No era una misión que le entusiasmara. La desaparición de una joven doctora en Nueva York era un tema para la prensa sensacionalista, que se aseguraría de explotarlo a fondo. El dinero estaba bien, pero el instinto de Sammy Barber le decía que lo dejara correr. Sammy solo había estado detenido una vez, pero luego el tribunal le absolvió, porque era un hombre muy cuidadoso y nunca se acercaba lo suficiente a sus víctimas como para dejar pruebas de ADN.
Los astutos ojos avellana de Sammy eran el rasgo dominante de una cara enjuta, que parecía no encajar con un cuello ancho y corto. Tenía cuarenta y dos años, una musculatura que sobresalía de las mangas de su chaqueta deportiva y, oficialmente, un trabajo de gorila en una discoteca de Greenwich Village.
Estaba sentado con una taza de café, frente al representante de su futuro patrón, en una cafetería de Queens. Sammy, escrupulosamente atento a los pequeños detalles, ya le había tomado la medida. Unos cincuenta años. Muy atractivo. Gemelos de plata con iniciales D.L. Le habían dicho que no era necesario que supiera el nombre del tipo, que con el número de teléfono bastaría para estar en contacto.
—Sammy, no estás en posición de negarte —le dijo Douglas Langdon con amabilidad—. Por lo que tengo entendido, esa birria de trabajo que tienes no te permite vivir como un rajá precisamente. Es más, debo recordarte que si mi primo no hubiera contactado con varios miembros del jurado, ahora mismo estarías en la cárcel.
—Tampoco habrían podido probarlo —empezó a decir Sammy.
—Tú no sabes lo que hubieran podido probar, y uno nunca sabe lo que decidirá el jurado. —El tono amable había desaparecido de la voz de Langdon.
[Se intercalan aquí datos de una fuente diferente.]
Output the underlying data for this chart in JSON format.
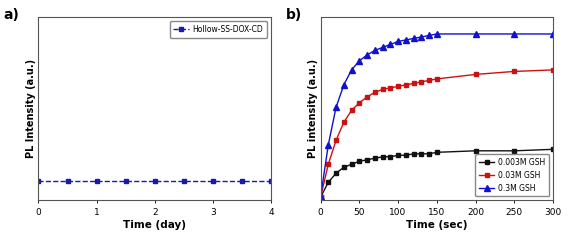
{
  "panel_a": {
    "label": "a)",
    "xlabel": "Time (day)",
    "ylabel": "PL Intensity (a.u.)",
    "xlim": [
      0,
      4
    ],
    "xticks": [
      0,
      1,
      2,
      3,
      4
    ],
    "x": [
      0,
      0.5,
      1,
      1.5,
      2,
      2.5,
      3,
      3.5,
      4
    ],
    "y": [
      0.02,
      0.02,
      0.02,
      0.02,
      0.02,
      0.02,
      0.02,
      0.02,
      0.02
    ],
    "line_color": "#1a1aaa",
    "marker": "s",
    "marker_size": 3,
    "linewidth": 1.0,
    "legend_label": "Hollow-SS-DOX-CD"
  },
  "panel_b": {
    "label": "b)",
    "xlabel": "Time (sec)",
    "ylabel": "PL intensity (a.u.)",
    "xlim": [
      0,
      300
    ],
    "xticks": [
      0,
      50,
      100,
      150,
      200,
      250,
      300
    ],
    "series": [
      {
        "label": "0.003M GSH",
        "color": "#111111",
        "marker": "s",
        "marker_size": 3,
        "x": [
          0,
          10,
          20,
          30,
          40,
          50,
          60,
          70,
          80,
          90,
          100,
          110,
          120,
          130,
          140,
          150,
          200,
          250,
          300
        ],
        "y": [
          0.0,
          0.1,
          0.16,
          0.2,
          0.22,
          0.24,
          0.25,
          0.26,
          0.27,
          0.27,
          0.28,
          0.28,
          0.29,
          0.29,
          0.29,
          0.3,
          0.31,
          0.31,
          0.32
        ]
      },
      {
        "label": "0.03M GSH",
        "color": "#cc1111",
        "marker": "s",
        "marker_size": 3,
        "x": [
          0,
          10,
          20,
          30,
          40,
          50,
          60,
          70,
          80,
          90,
          100,
          110,
          120,
          130,
          140,
          150,
          200,
          250,
          300
        ],
        "y": [
          0.0,
          0.22,
          0.38,
          0.5,
          0.58,
          0.63,
          0.67,
          0.7,
          0.72,
          0.73,
          0.74,
          0.75,
          0.76,
          0.77,
          0.78,
          0.79,
          0.82,
          0.84,
          0.85
        ]
      },
      {
        "label": "0.3M GSH",
        "color": "#1111cc",
        "marker": "^",
        "marker_size": 4,
        "x": [
          0,
          10,
          20,
          30,
          40,
          50,
          60,
          70,
          80,
          90,
          100,
          110,
          120,
          130,
          140,
          150,
          200,
          250,
          300
        ],
        "y": [
          0.0,
          0.35,
          0.6,
          0.75,
          0.85,
          0.91,
          0.95,
          0.98,
          1.0,
          1.02,
          1.04,
          1.05,
          1.06,
          1.07,
          1.08,
          1.09,
          1.09,
          1.09,
          1.09
        ]
      }
    ]
  },
  "fig_facecolor": "#ffffff",
  "axes_facecolor": "#ffffff"
}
Le pasó una fotografía con un manotazo—. Esta la hicieron esta tarde frente al hospital Village. La mujer con el niño en brazos es la doctora Monica Farrell. Las direcciones de su casa y de su trabajo están al dorso.
Antes de tocar nada, Sammy cogió una servilleta de papel arrugada y la usó para asir la fotografía, que sostuvo bajo la mugrienta lámpara de la mesa.
—Una escena preciosa —comentó mientras la estudiaba. Dio la vuelta a la foto y echó un vistazo a las direcciones; después se la devolvió a Langdon, sin que él se la pidiera.
—Vale. No quiero llevar la fotografía encima, por si en algún momento me para la policía. Pero me haré cargo de todo.
—Ocúpate de que así sea. Y rápido.
Langdon volvió a guardar la foto en el bolsillo de su chaqueta. Cuando Sammy y él se levantaron, metió otra vez la mano en el bolsillo, sacó una billetera, cogió un billete de veinte dólares y lo lanzó sobre la mesa. Ni él ni Sammy se dieron cuenta de que la fotografía se había quedado pegada a la cartera, y había planeado hasta el suelo.
—Muchas gracias, señor —gritó Hank Moss, el joven camarero, mientras Langdon y Sammy salían por la puerta giratoria. Cuando recogió las tazas de café, se percató de la fotografía. Volvió a dejar las tazas y corrió hacia la puerta, pero no vio a nadie.
Probablemente no la necesitan, pensó Hank, pero por otro lado el tipo había dejado una buena propina. Le dio la vuelta a la foto y vio las direcciones escritas, una en la calle Catorce Este y la otra en la Treinta y seis Este. En la de la calle Catorce Este constaba el número de unos locales; en la de la calle Treinta y siete Este, el número de un apartamento. Hank se acordó de una clase de correo determinado, que a veces llegaba a casa de sus padres en Brooklyn. Vale, se dijo: por si acaso es importante para alguien, meteré esto en un sobre y lo mandaré al «residente». Lo enviaré a los locales de la calle Catorce. Deben de ser las oficinas del tipo al que se le cayó. Así, si es algo importante, al menos lo tendrá él.
Cuando Hank terminó el turno a las nueve en punto, volvió a entrar al cuchitril que había junto a la cocina.
—¿Te importa si cojo un sobre y un sello, Lou? —le preguntó al propietario, que estaba cuadrando las cuentas—. Un tipo olvidó una cosa.
—Claro. Adelante. Te descontaré el precio del sello del sueldo —gruñó Lou con una especie de sonrisa. Malcarado por naturaleza, sentía afecto por Hank. El chico trabajaba bien y sabía cómo tratar a los clientes—. Mira, usa uno de estos. —Le dio un sobre blanco a Hank, donde este garabateó en un momento la dirección que había decidido usar. Luego cogió el sello que Lou le tendió en la mano.
Diez minutos después, mientras volvía corriendo a su residencia de la Universidad de St. John, echó el sobre a un buzón.